Privately and publicly, they offered the worst things Kirk had said and done: starting a watchlist of leftist professors, busing people to the protest that led to the Jan. 6 insurrection, telling his political foes that they should be deported, saying the Democratic Party hates this country, saying the Civil Rights Act was a mistake. Friends said to me: Look, we can oppose political violence without whitewashing this guy.
Klein spoke more about his critics before addressing them.

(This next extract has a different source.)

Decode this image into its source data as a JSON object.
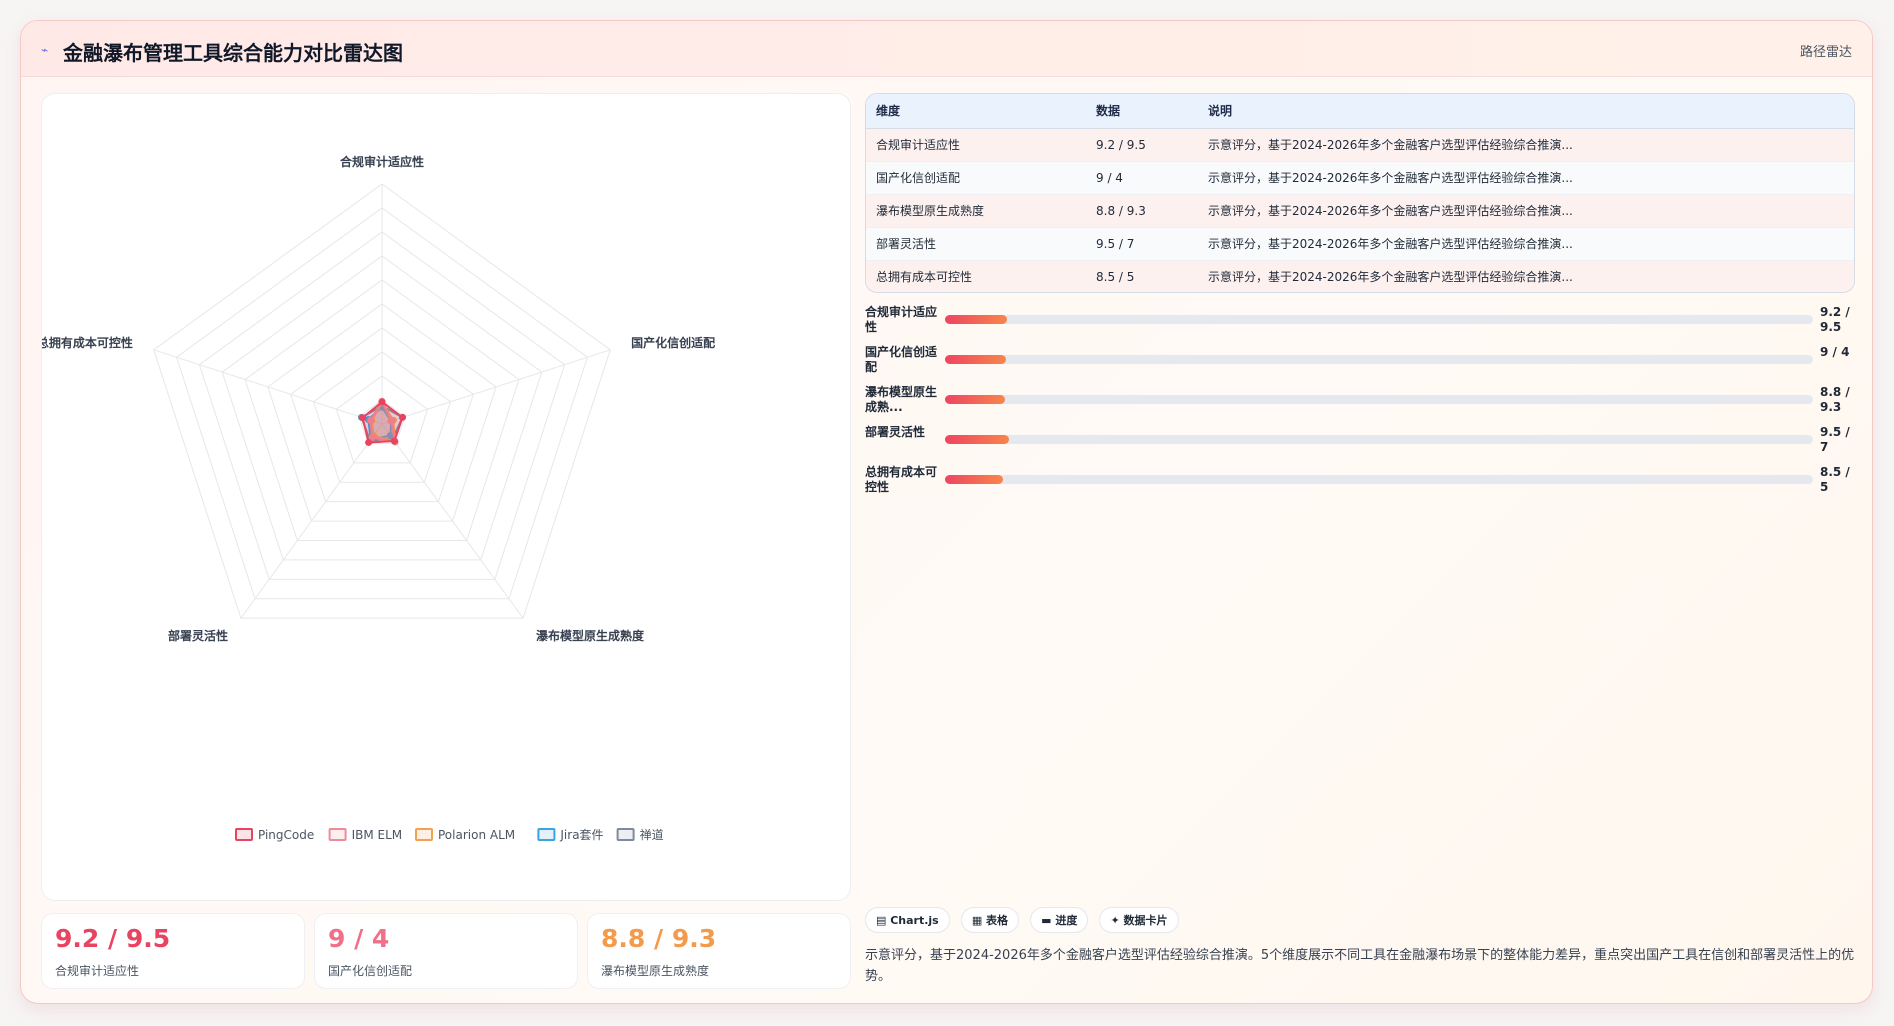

“My reaction to this, honestly, is that it is too little to just say we oppose political violence. In ways that surprise me, given what I thought of Kirk’s project, I was and am grieving for Kirk himself. Not because I knew him — I didn’t. Not because he was a saint — he wasn’t. Not because I agreed with him — no, most of what he poured himself into trying to achieve, I pour myself into trying to prevent,” Klein explained, adding:
But I find myself grieving for him because I recognize some commonality with him. He was murdered for participating in our politics. Somewhere beyond how much divided us, there was something that bonded us, too. Some effort to change this country in ways that we think are good.
I believe this so strongly: We have to be able to see that the bullet that tore into him was an act of violence against us all.
Klein concluded his comments, before introducing Shapiro as his guest, by making clear the Americans are going to have to find a way to bridge their divides and live together if we as a country are to stop the rising tide of violence.
“We are going to have to live here with one another, believing what we believe, disagreeing in the ways we disagree,” he argued, concluding:
To recognize that does not mean we don’t disagree. It does not mean we are not appalled or afraid of what others say or want. But I think it means that we do more than that, too. I think we also have to be looking for what we can recognize in one another. Sometimes that might mean overlooking what we can’t recognize in one another.
Watch the full interview above.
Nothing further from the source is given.